CULT MOVIE BUFF: Previously available only in a pricey boxed edition sold on his Web site, David Lynch’s indelible Eraserhead (LynchFilms, $24.95) is finally available in a mass-market version, as is a collection of his short films (LynchFilms, $24.95). Lynch fans will also want to see I Don’t Know Jack, (Had To Be Made Films, $24.95) the biography of the strange life and sad death of Eraserhead star Jack Nance.

John Waters calls the late Russ Meyer’s Faster Pussycat! Kill! Kill! (RM Films, $39.95) “The greatest movie ever made.” The 1978 Italian sleaze perennial Cannibal Holocaust (aka Make Them Die Slowly), (Grindhouse Releasing, $24.95) has just been released in a restored and uncut version, which we mention only because plenty of people seem to want to see it: if you must buy it for someone, think twice about watching it with them.

THE THIRTY-SOMETHING WHO STILL DRESSES IN ALL BLACK ALL THE TIME: Mike Leigh’s Naked (Criterion, $39.95) one of the most prescient films of the 1990s, gets the Criterion treatment in this two disk package with lots of worthwhile extras.

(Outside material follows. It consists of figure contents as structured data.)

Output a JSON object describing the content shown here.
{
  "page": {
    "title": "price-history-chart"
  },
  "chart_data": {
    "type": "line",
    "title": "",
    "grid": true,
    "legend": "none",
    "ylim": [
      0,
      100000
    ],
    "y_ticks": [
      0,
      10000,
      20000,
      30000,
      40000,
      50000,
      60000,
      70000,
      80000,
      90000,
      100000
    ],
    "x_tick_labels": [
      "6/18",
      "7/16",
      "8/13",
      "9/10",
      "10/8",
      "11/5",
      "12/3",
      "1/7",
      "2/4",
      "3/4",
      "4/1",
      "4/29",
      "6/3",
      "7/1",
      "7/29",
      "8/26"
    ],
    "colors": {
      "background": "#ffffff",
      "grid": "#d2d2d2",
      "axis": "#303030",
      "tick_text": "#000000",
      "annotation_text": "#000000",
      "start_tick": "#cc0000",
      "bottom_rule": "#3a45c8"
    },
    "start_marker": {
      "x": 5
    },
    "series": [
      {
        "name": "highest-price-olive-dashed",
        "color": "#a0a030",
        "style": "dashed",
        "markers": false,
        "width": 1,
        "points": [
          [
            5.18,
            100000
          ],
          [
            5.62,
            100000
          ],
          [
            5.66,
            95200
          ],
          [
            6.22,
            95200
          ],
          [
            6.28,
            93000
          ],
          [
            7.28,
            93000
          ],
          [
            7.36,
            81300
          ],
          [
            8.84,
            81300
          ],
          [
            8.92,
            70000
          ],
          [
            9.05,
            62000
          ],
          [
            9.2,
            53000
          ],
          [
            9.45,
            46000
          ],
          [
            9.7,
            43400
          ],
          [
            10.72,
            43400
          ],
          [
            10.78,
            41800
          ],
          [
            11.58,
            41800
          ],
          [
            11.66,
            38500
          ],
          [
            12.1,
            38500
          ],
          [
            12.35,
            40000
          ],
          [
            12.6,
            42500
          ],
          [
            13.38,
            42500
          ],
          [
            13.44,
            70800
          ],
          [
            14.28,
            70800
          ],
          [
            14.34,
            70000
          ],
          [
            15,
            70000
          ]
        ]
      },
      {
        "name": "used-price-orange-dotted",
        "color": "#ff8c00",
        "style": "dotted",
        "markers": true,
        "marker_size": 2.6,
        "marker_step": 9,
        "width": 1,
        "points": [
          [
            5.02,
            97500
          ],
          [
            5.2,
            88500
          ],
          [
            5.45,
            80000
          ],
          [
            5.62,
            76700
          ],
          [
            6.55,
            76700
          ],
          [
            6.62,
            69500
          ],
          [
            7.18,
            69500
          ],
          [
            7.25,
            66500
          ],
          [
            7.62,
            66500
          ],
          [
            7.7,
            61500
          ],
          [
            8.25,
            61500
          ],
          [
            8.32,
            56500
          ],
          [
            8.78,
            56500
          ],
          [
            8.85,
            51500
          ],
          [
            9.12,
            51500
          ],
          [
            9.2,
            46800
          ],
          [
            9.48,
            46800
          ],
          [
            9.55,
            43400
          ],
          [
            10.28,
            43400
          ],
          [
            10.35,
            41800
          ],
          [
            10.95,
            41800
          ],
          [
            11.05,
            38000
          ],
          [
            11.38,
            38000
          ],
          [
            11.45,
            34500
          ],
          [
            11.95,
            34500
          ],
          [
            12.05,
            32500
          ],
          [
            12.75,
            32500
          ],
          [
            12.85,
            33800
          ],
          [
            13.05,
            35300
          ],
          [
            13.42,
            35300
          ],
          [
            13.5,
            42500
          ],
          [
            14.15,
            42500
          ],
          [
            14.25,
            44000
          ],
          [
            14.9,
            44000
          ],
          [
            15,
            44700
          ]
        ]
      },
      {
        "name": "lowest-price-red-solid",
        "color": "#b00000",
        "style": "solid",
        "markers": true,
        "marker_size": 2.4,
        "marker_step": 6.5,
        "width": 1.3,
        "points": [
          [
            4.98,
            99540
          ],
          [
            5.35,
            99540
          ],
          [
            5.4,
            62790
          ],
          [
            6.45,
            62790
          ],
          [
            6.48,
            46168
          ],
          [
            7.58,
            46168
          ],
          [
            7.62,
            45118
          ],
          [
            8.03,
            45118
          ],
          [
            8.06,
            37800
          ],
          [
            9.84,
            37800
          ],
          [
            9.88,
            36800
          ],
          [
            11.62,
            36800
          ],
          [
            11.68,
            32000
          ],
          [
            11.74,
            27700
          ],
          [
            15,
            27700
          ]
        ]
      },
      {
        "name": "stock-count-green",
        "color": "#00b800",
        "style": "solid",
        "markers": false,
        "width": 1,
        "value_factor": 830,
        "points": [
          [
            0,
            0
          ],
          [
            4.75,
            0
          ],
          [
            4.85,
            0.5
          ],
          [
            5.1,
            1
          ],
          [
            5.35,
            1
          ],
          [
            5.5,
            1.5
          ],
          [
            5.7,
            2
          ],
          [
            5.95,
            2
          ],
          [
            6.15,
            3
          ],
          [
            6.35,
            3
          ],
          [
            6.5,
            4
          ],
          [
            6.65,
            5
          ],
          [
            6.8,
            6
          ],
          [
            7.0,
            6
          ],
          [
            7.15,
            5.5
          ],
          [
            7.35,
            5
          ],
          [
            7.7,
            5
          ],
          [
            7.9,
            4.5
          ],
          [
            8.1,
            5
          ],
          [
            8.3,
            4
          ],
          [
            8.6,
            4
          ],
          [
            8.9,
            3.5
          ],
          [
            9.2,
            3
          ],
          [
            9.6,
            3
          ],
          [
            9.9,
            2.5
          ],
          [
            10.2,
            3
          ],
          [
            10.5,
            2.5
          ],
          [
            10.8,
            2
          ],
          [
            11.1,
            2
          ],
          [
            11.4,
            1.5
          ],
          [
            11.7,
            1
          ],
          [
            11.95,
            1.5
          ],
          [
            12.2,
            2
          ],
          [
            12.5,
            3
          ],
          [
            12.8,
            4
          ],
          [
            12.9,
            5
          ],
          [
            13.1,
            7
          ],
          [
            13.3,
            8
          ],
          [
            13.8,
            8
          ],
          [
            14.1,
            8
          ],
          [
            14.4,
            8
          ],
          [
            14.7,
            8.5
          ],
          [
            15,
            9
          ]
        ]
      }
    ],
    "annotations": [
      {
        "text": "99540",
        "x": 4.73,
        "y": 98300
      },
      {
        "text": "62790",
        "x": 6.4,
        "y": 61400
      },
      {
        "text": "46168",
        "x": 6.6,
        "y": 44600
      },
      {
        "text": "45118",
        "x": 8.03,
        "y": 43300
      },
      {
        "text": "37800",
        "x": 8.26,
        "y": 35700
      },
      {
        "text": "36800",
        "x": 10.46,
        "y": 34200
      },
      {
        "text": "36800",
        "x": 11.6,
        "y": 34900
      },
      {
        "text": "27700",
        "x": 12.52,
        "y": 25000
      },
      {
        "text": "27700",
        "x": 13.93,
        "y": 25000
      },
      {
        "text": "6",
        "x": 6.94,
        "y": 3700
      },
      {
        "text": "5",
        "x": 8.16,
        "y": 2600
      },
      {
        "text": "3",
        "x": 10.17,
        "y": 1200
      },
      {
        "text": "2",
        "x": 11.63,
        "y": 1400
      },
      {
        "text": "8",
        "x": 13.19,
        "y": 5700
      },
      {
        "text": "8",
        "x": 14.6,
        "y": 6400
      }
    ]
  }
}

THE ARMCHAIR POLITICAL ACTIVIST: The documentary The Corporation (Zeitgeist, $29.99) fancifully asks the question, If a corporation is accepted as a “person” in the eyes of American law, how would a psychologist evaluate it’s personality? The sobering answer: psychopathic. A must-see.

From the unrepentant muckraker who just released Wal-Mart: The High Cost of Low Prices, The Robert Greenwald Documentary Collection (The Disinformation Company, $29.95) collects three of his features (Uncovered: The Whole Truth About the Iraq War, Outfoxed: Rupert Murdoch’s War on Journalism, and Unconstitutional: The War on Our Civil Liberties) with a bonus disk.

Giulio Pontecorvo’s The Battle of Algiers (Criterion, $49.95) is the classic Italian docudrama about the Algerian war for independence from France that gained a new audience when it was reported that the Pentagon was screening it to military officers headed to Iraq. Pontecorvo’s 1970 Burn!, (MGM, $14.95) another examination of colonial repression starring Marlon Brando as William Walker, is also newly available.

THE HARRY POTTER FAN WHO ALREADY HAS EVERY HP ITEM ON THE MARKET WITH THE EXCEPTION OF THAT $200 WAND THAT YOU REFUSE TO BUY: Not all of the young leads debuted in Harry Potter and the Chamber of Secrets. Rupert Grint earlier co-starred in Thunderpants, a jaw-dropping British film about a boy whose uncontrollable flatulence makes him a misfit until he learns it can be harnessed by NASA. You think I’m kidding, don’t you? It’s never been released in the US (hard to guess why), but look for it as an import.